Jim Crow laws managed to erase most of what were meant to be the gains that came from emancipation. As in no drinking at white water fountains in the heat of the day. So slaves were enslaved without being enslaved. Go figure. 

Later, even after the move for new civil rights legislation in our own time, the system managed to get around them. Medical care was refused to the neediest people in the United States by doctors who wouldn't accept the little health care blacks had access to for their children.

Inner city schools were under-resourced and teachers denied the materials they needed to develop their classroom preparations. In the end, then, it also affected higher educational opportunities for children who would then lack that background.

Real estate was ghettoized. Once agents popularized the notion that one black family in a neighborhood lowered the value of every other house on the block, blacks couldn't buy a house there, however much they tried or however hard they worked.

Ask Cesar Chavez what that lack of equal protection did to farmworkers in California, for instance. Or waiters and waitresses whose income has been reduced to getting tips rather than be able to depend on living wages. Let alone a job.

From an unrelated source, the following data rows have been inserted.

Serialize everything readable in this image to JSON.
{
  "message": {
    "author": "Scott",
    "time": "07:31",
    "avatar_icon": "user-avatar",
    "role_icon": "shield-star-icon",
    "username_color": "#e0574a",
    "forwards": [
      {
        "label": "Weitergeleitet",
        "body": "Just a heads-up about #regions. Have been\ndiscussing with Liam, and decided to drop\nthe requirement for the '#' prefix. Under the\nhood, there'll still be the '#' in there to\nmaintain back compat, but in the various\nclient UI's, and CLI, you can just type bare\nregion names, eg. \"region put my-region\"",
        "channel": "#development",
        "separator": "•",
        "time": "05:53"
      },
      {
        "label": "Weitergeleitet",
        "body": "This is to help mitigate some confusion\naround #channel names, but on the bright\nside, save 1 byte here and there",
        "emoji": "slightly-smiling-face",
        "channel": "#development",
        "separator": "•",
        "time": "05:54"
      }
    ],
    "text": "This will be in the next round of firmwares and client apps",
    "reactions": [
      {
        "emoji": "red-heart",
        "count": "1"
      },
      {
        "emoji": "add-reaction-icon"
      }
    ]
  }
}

But most shameful of all were the run amok police departments that trapped blacks in their blackness. They stopped African American drivers and arrested them on bogus charges; they stopped blacks and seized their property, their time, and their freedom until they were finally released on no charges at all; they stopped blacks and arrested them on "suspicion" of nothing or gave double the attention to half the drugs that whites carried and with double or more the prison time; and they stopped and, we know with our own eyes now, they killed blacks — with impunity.

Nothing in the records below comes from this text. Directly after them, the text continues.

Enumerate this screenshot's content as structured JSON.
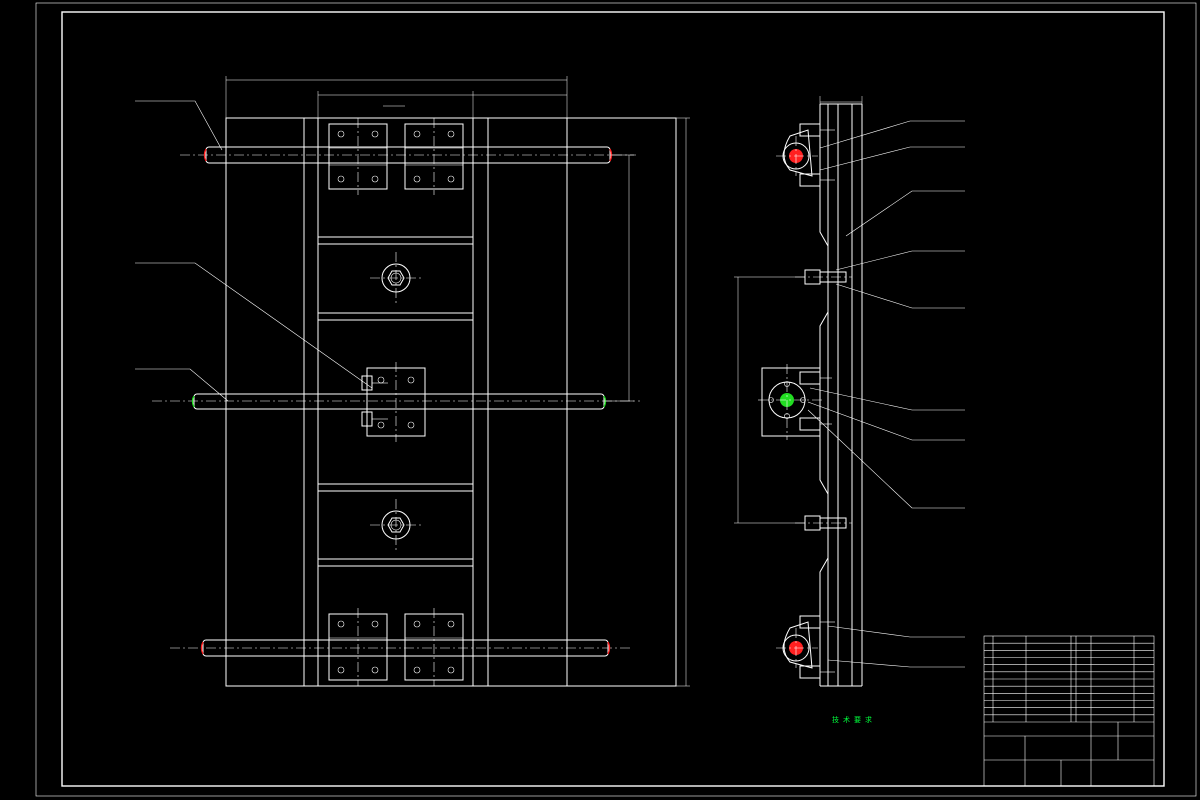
{
  "technical_requirements": {
    "title": "技术要求",
    "lines": []
  },
  "balloons_side_view": [],
  "balloons_front_view": [],
  "colors": {
    "background": "#000000",
    "line": "#ffffff",
    "notes": "#00ff3c",
    "center_mark_red": "#ff2020",
    "center_mark_green": "#22dd22"
  }
}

When did it begin? Centuries ago. When will it end? Maybe now. Maybe now that whites, too, are finally seeing the sin of it all and are embarrassed by it, pained by it, ashamed of it.

But, from where I stand, don't be sure that change can be taken for granted, that it will move another inch unless we keep up the pressure to save our own souls if nothing else.

The fact is that sin is very hard for sinners to see. For instance, let me use another example. A little example. A tiny example that you may at first consider meaningless. To see what we have done as a church to counter systemic slavery, I went to the Catholic catechism to see what it said about certain kinds of social sin.

"Consideration of racism is grounded in fundamental scriptural beliefs: equal dignity of all people, created in God's image; and Christ's redemption of all," writes Jesuit Fr. Fred Kammer in the Jesuit Social Research Institute article "Catholic Social Teaching and Racism." He continues, "The Catechism of the Catholic Church spells this out: 'The equality of men rests essentially on their dignity as persons and the rights that flow from it.' "

And the U.S. bishops' conference document, "Brothers and Sisters to Us," states:

"Racism is not merely one sin among many; it is a radical evil that divides the human family."

Get it? Read it carefully. We're all about equality — and we can't even get them to slip in the notion that, as the catechism says, "the equality of men and women rests essentially on their dignity as persons."

Keep going. Don't think it's over. Don't give up. Don't give in — and maybe someday blacks and whites, men and women will get those questions answered and the equality we promise, as well.

[Joan Chittister is a Benedictine sister of Erie, Pennsylvania.]